If saving both: spreadsheet first, then email with the link.

## Workflow (Lane B — area scan)

Skip `property_epc`, `stamp_duty`, and the full render. Do Steps 1 (subset), 2, 3. Present as prose, emphasise yield and market context. Offer Step 7 save only if the user seems serious about the area.

## Workflow (Lane C — quick stat)

One MCP call, one inline answer. Example: "Median sale price in NG11 9HD over the last 24 months is £182k across 38 transactions. Mostly 3-bed semis (EPC D typical)."

## Flat-specific extras (optional)

For leasehold flats, three extra MCP tools are useful:
- `property_blocks` — other units trading in the same building. Useful for spotting block investor exits or bulk sales.
- `company_search` — freeholder / management company on Companies House. Check for adverse filings when service charges are high or management is in question.
- `planning_search` — nearby development affecting value or views. More relevant in city-centre locations.
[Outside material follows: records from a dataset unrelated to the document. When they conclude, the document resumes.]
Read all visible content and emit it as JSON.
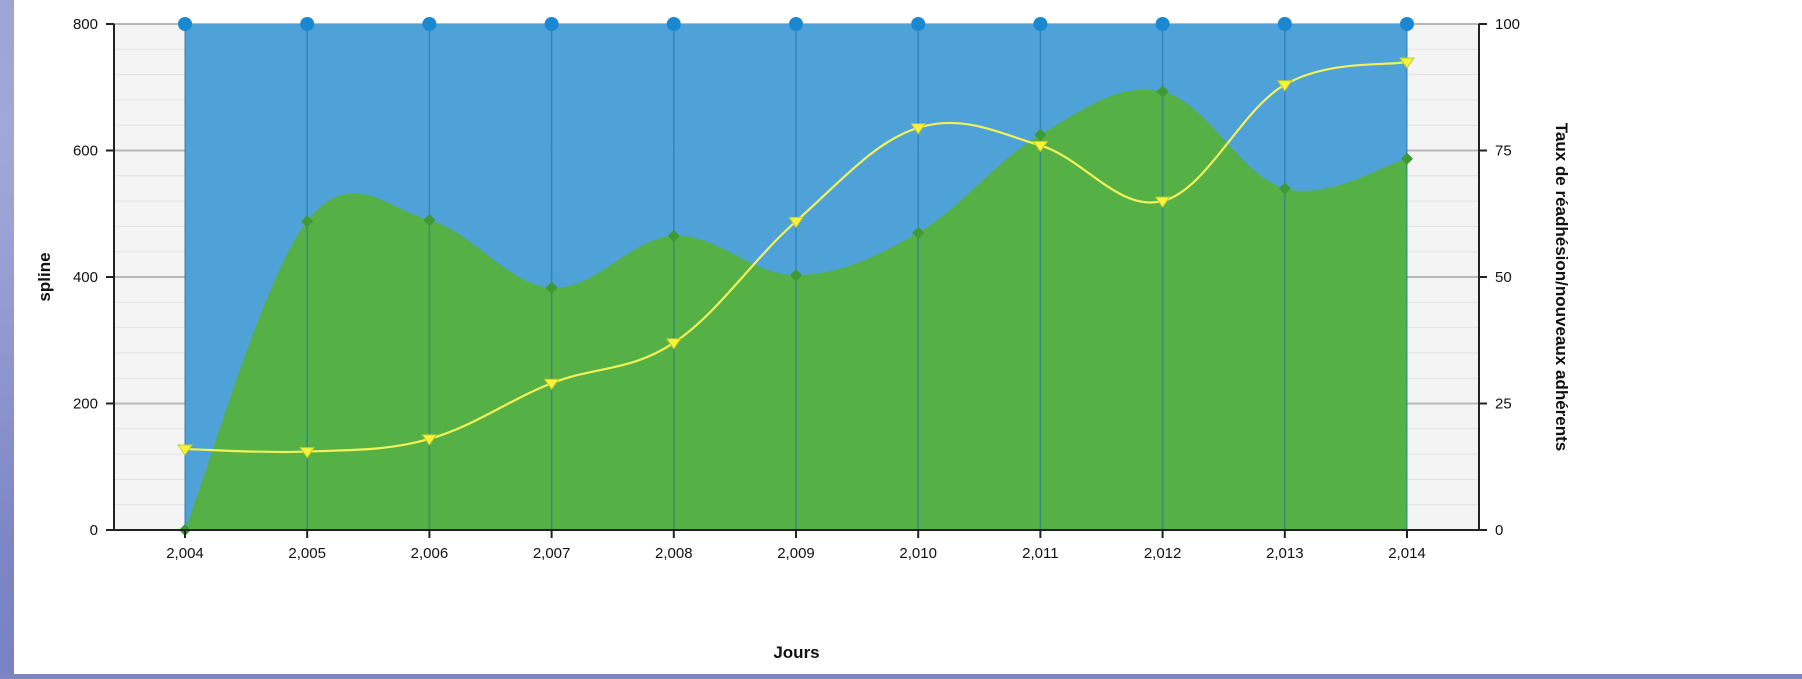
{
  "chart_data": {
    "type": "area",
    "x": [
      2004,
      2005,
      2006,
      2007,
      2008,
      2009,
      2010,
      2011,
      2012,
      2013,
      2014
    ],
    "x_tick_labels": [
      "2,004",
      "2,005",
      "2,006",
      "2,007",
      "2,008",
      "2,009",
      "2,010",
      "2,011",
      "2,012",
      "2,013",
      "2,014"
    ],
    "xlabel": "Jours",
    "ylabel": "spline",
    "ylabel_right": "Taux de réadhésion/nouveaux adhérents",
    "ylim": [
      0,
      800
    ],
    "ylim_right": [
      0,
      100
    ],
    "y_ticks": [
      "0",
      "200",
      "400",
      "600",
      "800"
    ],
    "y_ticks_right": [
      "0",
      "25",
      "50",
      "75",
      "100"
    ],
    "grid": true,
    "series": [
      {
        "type": "area",
        "axis": "left",
        "color": "#4aa0d6",
        "marker_color": "#1a88d1",
        "marker": "circle",
        "values": [
          800,
          800,
          800,
          800,
          800,
          800,
          800,
          800,
          800,
          800,
          800
        ]
      },
      {
        "type": "area-spline",
        "axis": "left",
        "color": "#55b045",
        "marker_color": "#3f9a34",
        "marker": "diamond",
        "values": [
          0,
          488,
          490,
          383,
          465,
          403,
          470,
          625,
          693,
          540,
          587
        ]
      },
      {
        "type": "spline",
        "axis": "right",
        "color": "#f2f25a",
        "marker_color": "#f5f53c",
        "marker": "triangle-down",
        "values": [
          16,
          15.5,
          18,
          29,
          37,
          61,
          79.5,
          76,
          65,
          88,
          92.5
        ]
      }
    ]
  }
}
Only call these if the property is a flat AND the context warrants it.

## Output rules

- British spelling (analyse, colour, organised)
- £245,000 not 245000; round yields to 1dp (e.g. 5.8%)
- Format `epc_match_rate` as a whole percentage (e.g. 67%, not 0.6666)
- Normalise ALL rents to monthly before any calculations
- Separate student and professional rental markets — never blend them
- Always state data source + date range for comps
- If data is missing, say so — do not guess
- Do not speculate on future prices
- Flag thin comp samples (<5 transactions)
- Always include the disclaimer: *data analysis, not professional valuation advice*

## Files in this skill

- `scripts/normalise_rents.py` — weekly→monthly, student/pro separation
- `scripts/compute_yield.py` — gross/net yield with explicit assumptions
- `scripts/underwrite.py` — BUY/WATCH/PASS against criteria JSON
- `scripts/render_report.py` — fills the template with all gathered data
- `references/epc-nuance.md` — EPC grades, MEES, retrofit context
- `references/stamp-duty-2026.md` — current SDLT bands, surcharges, FTB relief
- `references/yield-benchmarks.md` — what counts as a good yield by UK region
- `references/rental-normalisation.md` — why rental_analysis can mislead
- `assets/report-template.md` — the BOUCH-voice report shell
- `assets/underwriting-defaults.json` — default thresholds (editable per client)

## What this skill does NOT do

- Mortgage advice or affordability
- RICS-grade valuation
- Legal conveyancing advice
- Structural condition
- Future price prediction

Always include: *this is data analysis, not professional valuation advice*.